I have a special additional fondness for Gillian, since she was (together with Sarah Dunant) my tutor for a brief but life-changing Faber writing course. So it’s a signed copy and very precious.

Nell Dunn: Up the Junction

When people bemoan the lack of working class voices in fiction, I usually point them in the direction of the Angry Young Men, but it’s true that there have been fewer of those in recent decades. And where were the Angry Young Women? Well, Nell Dunn qualifies as one of them.
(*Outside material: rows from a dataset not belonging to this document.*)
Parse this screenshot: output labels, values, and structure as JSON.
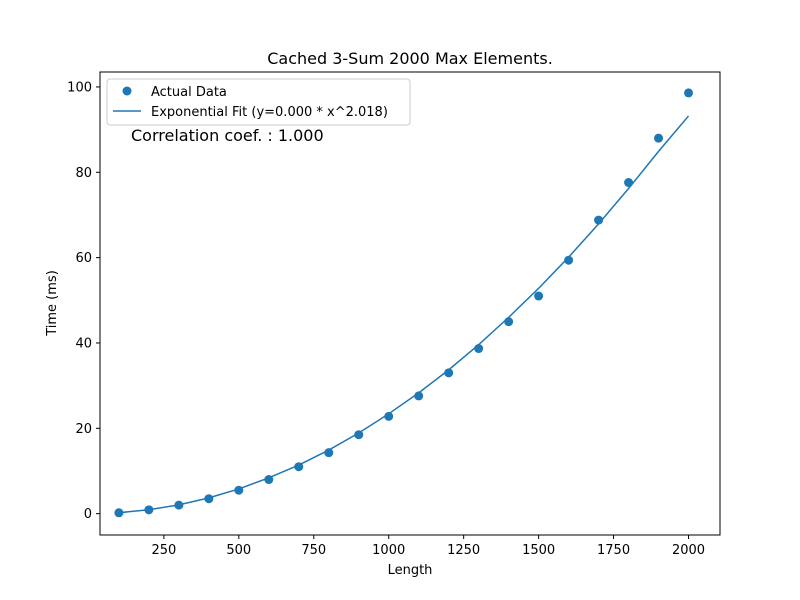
{
  "chart_data": {
    "type": "scatter",
    "title": "Cached 3-Sum 2000 Max Elements.",
    "xlabel": "Length",
    "ylabel": "Time (ms)",
    "xlim": [
      37,
      2105
    ],
    "ylim": [
      -5,
      103.5
    ],
    "xticks": [
      250,
      500,
      750,
      1000,
      1250,
      1500,
      1750,
      2000
    ],
    "yticks": [
      0,
      20,
      40,
      60,
      80,
      100
    ],
    "grid": false,
    "legend_position": "top-left",
    "color": "#1f77b4",
    "series": [
      {
        "name": "Actual Data",
        "kind": "scatter",
        "x": [
          100,
          200,
          300,
          400,
          500,
          600,
          700,
          800,
          900,
          1000,
          1100,
          1200,
          1300,
          1400,
          1500,
          1600,
          1700,
          1800,
          1900,
          2000
        ],
        "y": [
          0.2,
          0.9,
          2.0,
          3.5,
          5.5,
          8.0,
          11.0,
          14.3,
          18.5,
          22.8,
          27.6,
          33.0,
          38.7,
          45.0,
          51.0,
          59.4,
          68.8,
          77.6,
          88.0,
          98.6
        ]
      },
      {
        "name": "Exponential Fit (y=0.000 * x^2.018)",
        "kind": "line",
        "x": [
          100,
          200,
          300,
          400,
          500,
          600,
          700,
          800,
          900,
          1000,
          1100,
          1200,
          1300,
          1400,
          1500,
          1600,
          1700,
          1800,
          1900,
          2000
        ],
        "y": [
          0.22,
          0.92,
          2.07,
          3.7,
          5.8,
          8.4,
          11.4,
          14.9,
          18.9,
          23.4,
          28.3,
          33.7,
          39.6,
          46.0,
          52.8,
          60.1,
          67.9,
          76.2,
          84.9,
          93.2
        ]
      }
    ],
    "annotation": "Correlation coef. : 1.000"
  }
}
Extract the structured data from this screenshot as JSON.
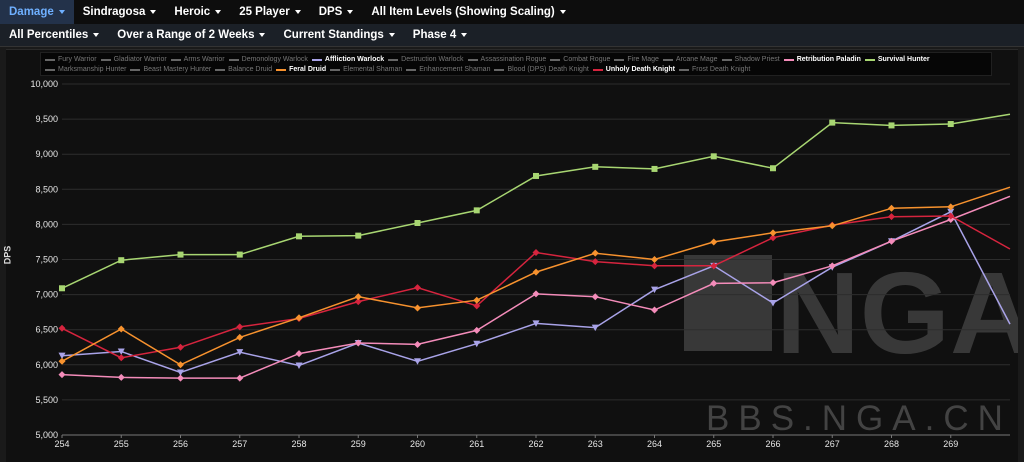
{
  "nav": {
    "row1": [
      "Damage",
      "Sindragosa",
      "Heroic",
      "25 Player",
      "DPS",
      "All Item Levels (Showing Scaling)"
    ],
    "row2": [
      "All Percentiles",
      "Over a Range of 2 Weeks",
      "Current Standings",
      "Phase 4"
    ]
  },
  "legend_row1": [
    {
      "name": "Fury Warrior",
      "on": false
    },
    {
      "name": "Gladiator Warrior",
      "on": false
    },
    {
      "name": "Arms Warrior",
      "on": false
    },
    {
      "name": "Demonology Warlock",
      "on": false
    },
    {
      "name": "Affliction Warlock",
      "on": true,
      "color": "#a9a3e8"
    },
    {
      "name": "Destruction Warlock",
      "on": false
    },
    {
      "name": "Assassination Rogue",
      "on": false
    },
    {
      "name": "Combat Rogue",
      "on": false
    },
    {
      "name": "Fire Mage",
      "on": false
    },
    {
      "name": "Arcane Mage",
      "on": false
    },
    {
      "name": "Shadow Priest",
      "on": false
    },
    {
      "name": "Retribution Paladin",
      "on": true,
      "color": "#f48cba"
    },
    {
      "name": "Survival Hunter",
      "on": true,
      "color": "#a8d672"
    }
  ],
  "legend_row2": [
    {
      "name": "Marksmanship Hunter",
      "on": false
    },
    {
      "name": "Beast Mastery Hunter",
      "on": false
    },
    {
      "name": "Balance Druid",
      "on": false
    },
    {
      "name": "Feral Druid",
      "on": true,
      "color": "#f7922e"
    },
    {
      "name": "Elemental Shaman",
      "on": false
    },
    {
      "name": "Enhancement Shaman",
      "on": false
    },
    {
      "name": "Blood (DPS) Death Knight",
      "on": false
    },
    {
      "name": "Unholy Death Knight",
      "on": true,
      "color": "#d6243e"
    },
    {
      "name": "Frost Death Knight",
      "on": false
    }
  ],
  "watermark": "BBS.NGA.CN",
  "watermark_logo": "NGA",
  "chart_data": {
    "type": "line",
    "ylabel": "DPS",
    "xlabel": "",
    "x": [
      254,
      255,
      256,
      257,
      258,
      259,
      260,
      261,
      262,
      263,
      264,
      265,
      266,
      267,
      268,
      269,
      270
    ],
    "x_tick_labels": [
      "254",
      "255",
      "256",
      "257",
      "258",
      "259",
      "260",
      "261",
      "262",
      "263",
      "264",
      "265",
      "266",
      "267",
      "268",
      "269"
    ],
    "ylim": [
      5000,
      10000
    ],
    "y_ticks": [
      5000,
      5500,
      6000,
      6500,
      7000,
      7500,
      8000,
      8500,
      9000,
      9500,
      10000
    ],
    "y_tick_labels": [
      "5,000",
      "5,500",
      "6,000",
      "6,500",
      "7,000",
      "7,500",
      "8,000",
      "8,500",
      "9,000",
      "9,500",
      "10,000"
    ],
    "series": [
      {
        "name": "Survival Hunter",
        "color": "#a8d672",
        "marker": "square",
        "values": [
          7090,
          7490,
          7570,
          7570,
          7830,
          7840,
          8020,
          8200,
          8690,
          8820,
          8790,
          8970,
          8800,
          9450,
          9410,
          9430,
          9570
        ]
      },
      {
        "name": "Feral Druid",
        "color": "#f7922e",
        "marker": "diamond",
        "values": [
          6050,
          6510,
          6000,
          6390,
          6670,
          6970,
          6810,
          6920,
          7320,
          7590,
          7500,
          7750,
          7880,
          7980,
          8230,
          8250,
          8530
        ]
      },
      {
        "name": "Unholy Death Knight",
        "color": "#d6243e",
        "marker": "diamond",
        "values": [
          6520,
          6100,
          6250,
          6540,
          6660,
          6900,
          7100,
          6840,
          7600,
          7470,
          7410,
          7410,
          7810,
          7990,
          8110,
          8120,
          7650
        ]
      },
      {
        "name": "Retribution Paladin",
        "color": "#f48cba",
        "marker": "diamond",
        "values": [
          5860,
          5820,
          5810,
          5810,
          6160,
          6310,
          6290,
          6490,
          7010,
          6970,
          6780,
          7160,
          7170,
          7410,
          7760,
          8070,
          8400
        ]
      },
      {
        "name": "Affliction Warlock",
        "color": "#a9a3e8",
        "marker": "triangle-down",
        "values": [
          6130,
          6190,
          5890,
          6180,
          5990,
          6310,
          6050,
          6300,
          6590,
          6530,
          7070,
          7410,
          6880,
          7390,
          7760,
          8180,
          6580
        ]
      }
    ]
  }
}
Although she originally came from a privileged background, she lived in Battersea and South London and came to know at first hand the young girls whose voices she so accurately captures in this collection of short stories, published in 1963. The grimy, less reported side of the Swinging Sixties, the stories feel like eavesdropping on conversations – they’re in equal parts comic and shocking, gritty and resilient. The film based on the book sanitised some of the darker aspects.

I read this book ages ago, borrowing it from the British Council library in Bucharest in my teens. I’ve never found it since, but then came across this battered copy at a charity shop in Manchester a couple of years ago.

Angela Carter (ed.): Wayward Girls and Wicked Women

The third Virago book is this anthology of stories of what one might call today ‘Nasty Women’, extolling those unfeminine virtues of discontent, impatience, sexual disruption and bad manners. These subversive stories by Leonora Carrington, Katherine Mansfield, Colette, Bessie Head, Luo Shuo, Jamaica Kincaid and others are all about being ‘not nice’. We find witches and prostitutes and fraudsters. Some of the stories are dark, some are funny, some are both and might make you squirm. It was one of the first books I bought when I came to London to study for my Ph. D. (about charismatic women in new religions, incidentally). But I’ll leave you with a quote from Angela Carter herself:

And all these disparate women have something else in common – a certain sense of self-esteem, however tattered. They know they are worth more than that which fate has allotted them. They are prepared to plot and scheme; to snatch; to battle; to burrow away from within, in order to get their hands on that little bit extra, be it of love, or money, or vengeance, or pleasure, or respect.

I would love to hear of anything on your shelves which you consider unusual or obscure or deserving of wider attention? How did you get hold of it? Why do you still keep it? What does it mean to you?